Освещайте путь своим друзьям!.. Дается жизнь без смены, без повтора Притом дается всем один лишь раз. И то, что жизнь прожита без разбора, Мы узнаем лишь в самый поздний час. \ Свое, родное, кажется ничтожным, Успех людей нам застилает взор. Но только перепачкавшись ненужным Мы узнаем, что совершили вздор.
А истина давно известна миру О том, что прошлое нельзя вернуть Перебирая жизненную лиру, Старайтесь лик свой к солнцу повернуть.
Не спотыкается никто о гору, В пути мешают кочки и бурьян. Старайтесь выбрать светлую дорогу И освещайте путь своим друзьям. Март 1964 г. . По характеру он был очень мягким, тонким человеком, но если сталкивался с несправедливостью, хамством, чванливостью, то моментально становился жестким и непримиримым. Расскажу такой случай. После службы в Воронежском военном округе, моего отца направили служить в Закавказский военный округ, где он встретил своего фронтового друга Семена Ивановича Самодурова. На войне он лишился глаза, а лицо пересекал глубокий шрам. Во время разбора результатов учений один из руководителей учений генерал - полковник (не буду называть фамилию, участников этих событий уже нет в живых), раздраженный оплошностью Семена Ивановича, грубо оскорбил его, задев его внешность. Всем присутствующим стало неловко - в зале повисла тишина. Мой отец не считаясь с субординацией встал и сказал: «товарищ генерал- полковник, Вы должны извиниться.», повернулся и вышел. Присутствующие не знали, как реагировать. Свидетели событий потом рассказывали, что побагровевший генерал-полковник, после затянувшейся паузы все же извинился перед Семеном Ивановичем. Мой отец о таких случаях говорить не любил, но друзья встречаясь у нас дома, часто вспоминали этот случай и подобные ему.
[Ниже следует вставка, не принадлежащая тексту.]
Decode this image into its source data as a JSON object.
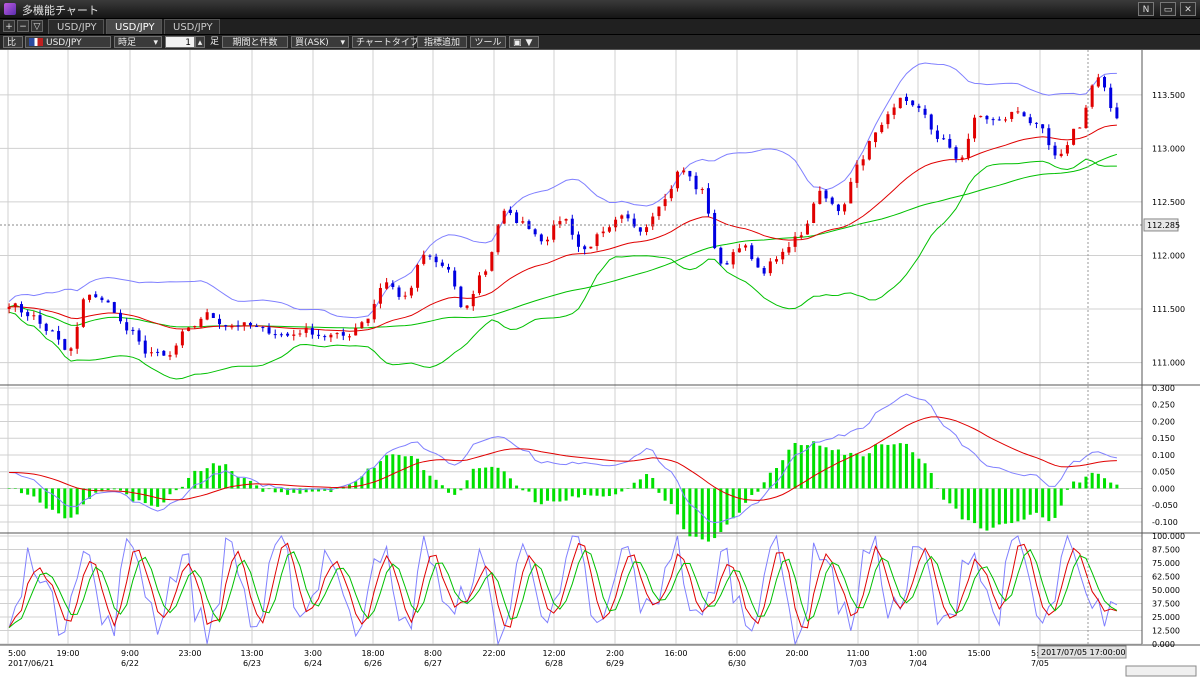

Самодуров, вскоре вышел в отставку, но дружба их с моим отцом сохранялась долгие годы. Уже после смерти отца, Семен Иванович не оставлял нашу семью без внимания, был дружен со всеми нами, приезжал к нам, с благодарностью вспоминал моего отца. Этот поступок характеризует его как человека бесстрашного и справедливого. Эти качества присутствовали у него всю жизнь. Он всегда оказывал поддержку нуждающимся, не думая о последствия.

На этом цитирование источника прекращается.